Diamond, for his part, examined an isolated forest reserve in Java. Comparing bird species in the 1980s to those listed by a resident bird watcher in the 1930s, he found that the square-mile reserve had lost more than half. "Bird extinction rates are obviously very different from those of other taxa," he says. "They're highly vulnerable to habitat change. But the implication was clear."
But other measurements of larger, less isolated ecosystems--communities perhaps more representative of large rain forests--have yielded different results. "Look down at the eastern United States the next time you fly over it," Mares says. "It used to be solid forest all the way to the Mississippi. Now it's patches of isolated forest, exactly what we fear will happen to the tropics. But we didn't have a massive die-off." Rain forests are different than temperature forest, he agrees, but the evidence from the United States suggests that simple predictions from species-area curves are "glib."
Most champions of tropical ecosystems say deforestation is well-nigh irreversible because forest soils are nutrient-poor: Food stocks are held mostly in living creatures and are quickly recycled. In clearings created by logging, rain washes away all value from the soil, leading to a barren, brick-hard surface that will remain for centuries. Extinction is thus the likely alternative.
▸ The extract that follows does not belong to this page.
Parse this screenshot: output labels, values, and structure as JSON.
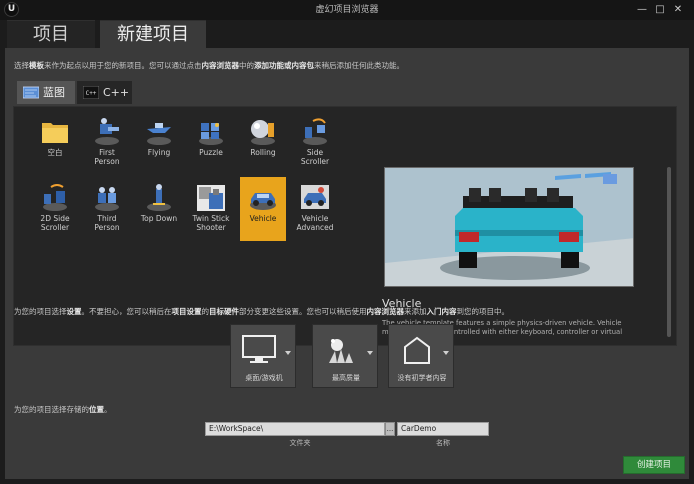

But evidence from Puerto Rico suggests this alarming scenario is not the only alternative. In a frightening example of environmental degradation, the island, one of the few tropical places where long-term biological records have been kept, was almost completely stripped of virgin forest at the turn of the century. Yet it did not suffer massive extinctions. Even birds lost only seven of 60 species--a painful, even unacceptable, total, but not an eco-catastrophe. Now, 90 years later, Puerto Rico is thickly covered with trees.
As Lugo concedes, this relative good fortune may have occurred because the native fauna, evolved through many hurricanes, was adapted to living in a disaster zone. But, he argues, the lesson is clear. "We are asking Latin countries to go to enormous efforts on the basis of a scientific theory that is full of uncertainties," he says. For Kangas, the key issue is a practical one. "For policy questions," he says, "the essential point is that not all forest-clearing is the same." And conservationists need to offer decision-makers "low-impact alternatives" rather than issuing blanket predictions of disaster. Adds Mares, "If we keep saying things are going to go extinct tomorrow and they don't, people are going to stop believing us. And that will hurt us the day after tomorrow, when they may actually go extinct."